Lyme disease infects about 476,000 people in the United States each year and can lead to severe complications such as ongoing fatigue and joint issues. However, no human vaccine is yet commercially available. Vaccination needs to be safe, and the number of immunizations should be limited, while still providing protection. Surface antigens from infectious agents, even in their recombinant forms, often lack the immunogenicity needed for effective vaccines.
In a new study published in Nature Communications entitled, “Mechanistic insights into the structure-based design of a CspZ-targeting Lyme disease vaccine,” researchers from Tufts University have engineered Lyme bacterial protein, CspZ, to produce a robust immune response in preclinical studies in mice for vaccine development. The work was led by an international team, which included researchers from Tufts University, Baylor College of Medicine, University of Texas at Austin, and Riga Stradins University in Latvia.
Normally, the native CspZ remains hidden from the immune system by binding to molecules responsible for detecting dangerous bacteria or parasites, making it inaccessible to immune defenses. Using structure-based design, the authors solved the crystal structure of a mutated CspZ (CspZ-YA), which lacks the ability to bind to host complement factor H, a regulator of immune response.
The study generated CspZ-YA point mutations that train the immune system to produce antibodies that recognize CspZ’s exposed region in its altered form, making it much easier for the host’s white blood cells to find and eliminate Lyme disease-causing bacteria. Compared to CspZ-YA, CspZ-YA mutants required a lower immunization frequency to protect mice from Lyme disease-associated inflammation and bacterial colonization.
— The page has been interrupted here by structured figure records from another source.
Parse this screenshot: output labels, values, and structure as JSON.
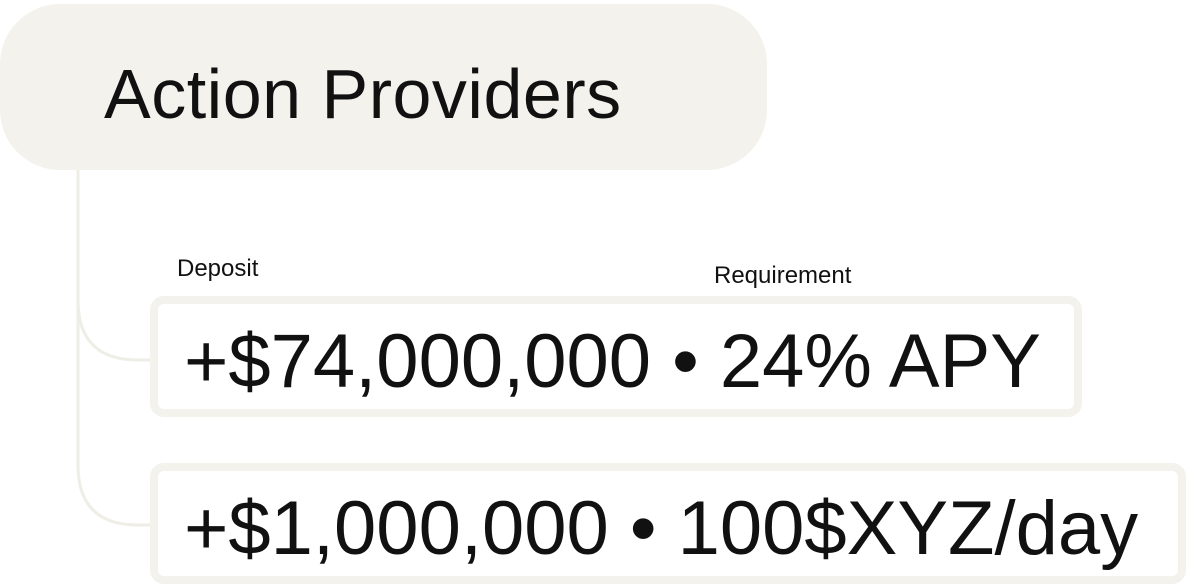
{
  "title": "Action Providers",
  "labels": {
    "deposit": "Deposit",
    "requirement": "Requirement"
  },
  "rows": [
    {
      "text": "+$74,000,000 • 24% APY"
    },
    {
      "text": "+$1,000,000 • 100$XYZ/day"
    }
  ],
  "colors": {
    "pill_background": "#f3f2ed",
    "border": "#f3f2ed",
    "connector": "#efeee6",
    "text": "#111111",
    "background": "#ffffff"
  }
}
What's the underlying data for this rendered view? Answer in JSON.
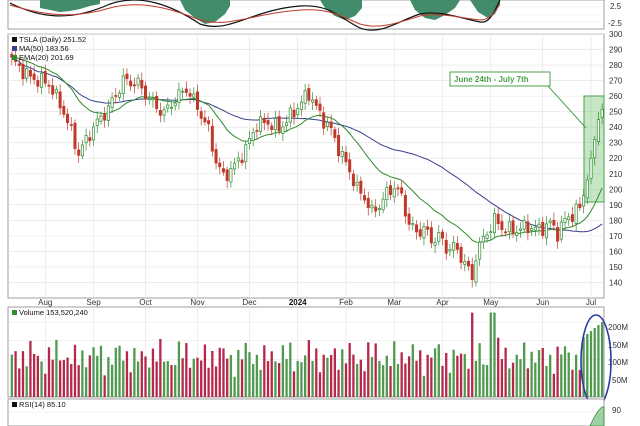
{
  "chart_data": {
    "type": "candlestick",
    "grid": true,
    "top_panel": {
      "y_tick_labels": [
        "2.5",
        "-2.5"
      ]
    },
    "price_panel": {
      "legend": [
        {
          "label": "TSLA (Daily) 251.52",
          "color": "#111111"
        },
        {
          "label": "MA(50) 183.56",
          "color": "#3a3f8f"
        },
        {
          "label": "EMA(20) 201.69",
          "color": "#2e8b2e"
        }
      ],
      "ylim": [
        130,
        300
      ],
      "y_ticks": [
        140,
        150,
        160,
        170,
        180,
        190,
        200,
        210,
        220,
        230,
        240,
        250,
        260,
        270,
        280,
        290,
        300
      ],
      "annotation": {
        "text": "June 24th - July 7th",
        "color": "#4aa04a"
      },
      "anchors": [
        [
          0,
          283
        ],
        [
          5,
          272
        ],
        [
          10,
          268
        ],
        [
          14,
          250
        ],
        [
          18,
          223
        ],
        [
          22,
          240
        ],
        [
          26,
          252
        ],
        [
          30,
          270
        ],
        [
          34,
          268
        ],
        [
          38,
          255
        ],
        [
          41,
          249
        ],
        [
          44,
          258
        ],
        [
          47,
          265
        ],
        [
          50,
          253
        ],
        [
          53,
          238
        ],
        [
          55,
          218
        ],
        [
          57,
          208
        ],
        [
          60,
          215
        ],
        [
          63,
          226
        ],
        [
          66,
          242
        ],
        [
          69,
          243
        ],
        [
          72,
          239
        ],
        [
          75,
          247
        ],
        [
          78,
          256
        ],
        [
          80,
          262
        ],
        [
          83,
          248
        ],
        [
          86,
          238
        ],
        [
          89,
          221
        ],
        [
          91,
          212
        ],
        [
          93,
          200
        ],
        [
          95,
          195
        ],
        [
          97,
          185
        ],
        [
          99,
          190
        ],
        [
          101,
          197
        ],
        [
          103,
          202
        ],
        [
          105,
          195
        ],
        [
          107,
          178
        ],
        [
          109,
          172
        ],
        [
          111,
          175
        ],
        [
          113,
          167
        ],
        [
          115,
          170
        ],
        [
          117,
          162
        ],
        [
          119,
          163
        ],
        [
          121,
          157
        ],
        [
          123,
          148
        ],
        [
          124,
          142
        ],
        [
          125,
          158
        ],
        [
          127,
          168
        ],
        [
          130,
          180
        ],
        [
          133,
          174
        ],
        [
          136,
          174
        ],
        [
          139,
          176
        ],
        [
          142,
          174
        ],
        [
          145,
          178
        ],
        [
          147,
          172
        ],
        [
          149,
          180
        ],
        [
          151,
          184
        ],
        [
          153,
          188
        ],
        [
          154,
          196
        ],
        [
          155,
          206
        ],
        [
          156,
          220
        ],
        [
          157,
          232
        ],
        [
          158,
          245
        ],
        [
          159,
          251.52
        ]
      ],
      "x_tick_labels": [
        "Aug",
        "Sep",
        "Oct",
        "Nov",
        "Dec",
        "2024",
        "Feb",
        "Mar",
        "Apr",
        "May",
        "Jun",
        "Jul"
      ]
    },
    "volume_panel": {
      "legend": "Volume 153,520,240",
      "y_tick_labels": [
        "200M",
        "150M",
        "100M",
        "50M"
      ],
      "ylim": [
        0,
        240
      ]
    },
    "rsi_panel": {
      "legend": "RSI(14) 85.10",
      "y_tick_labels": [
        "90"
      ]
    }
  }
}
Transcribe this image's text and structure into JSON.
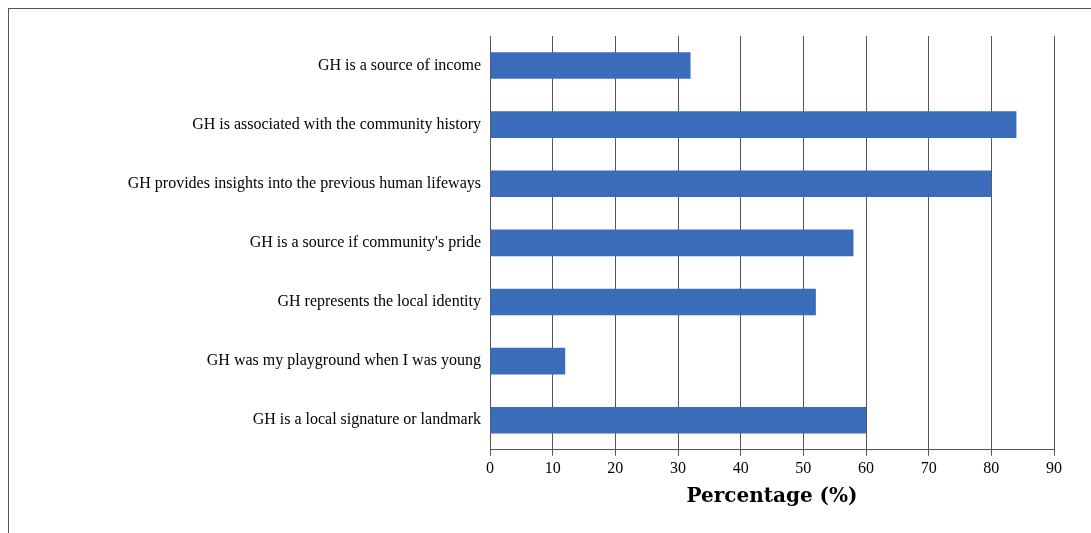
{
  "chart_data": {
    "type": "bar",
    "orientation": "horizontal",
    "xlabel": "Percentage (%)",
    "categories": [
      "GH is a source of income",
      "GH is associated with the community history",
      "GH provides insights into the previous human lifeways",
      "GH is a source if community's pride",
      "GH represents the local identity",
      "GH was my playground when I was young",
      "GH is a local signature or landmark"
    ],
    "values": [
      32,
      84,
      80,
      58,
      52,
      12,
      60
    ],
    "color": "#3b6cba",
    "xlim": [
      0,
      90
    ],
    "xticks": [
      0,
      10,
      20,
      30,
      40,
      50,
      60,
      70,
      80,
      90
    ],
    "grid": "x",
    "legend": false
  }
}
Current Lyme disease vaccines in clinical trials target the Lyme protein, OspA, that is produced abundantly when bacteria are in ticks. However, OspA production is reduced after bacteria enter mammalian hosts, thereby requiring repeated boosters to maintain protective levels of antibodies. The authors emphasize that exploring alternative vaccine candidates, such as CspZ, addresses this gap.
“This allows the engineered CspZ protein to persist longer in the body to promote continuous production of protective antibodies, which significantly reduces how many vaccine booster shots are needed,” said Lin.
The researchers plan to explore several applications for their patented vaccine strategy against Lyme disease, including working with commercial partners to develop platforms for the safe testing and delivery of engineered CspZ protein-based vaccines in human clinical trials or immunizing natural populations of the wild, white-footed mice that carry the bacteria that ticks transfer to infect humans.
“Vaccine development is a very long process, and when we’re doing experiments, 90% of the time they don’t work,” said Lin. “But having a vaccine is better than having no vaccine, so having collaborators who see problems differently helped us overcome challenges at each step.”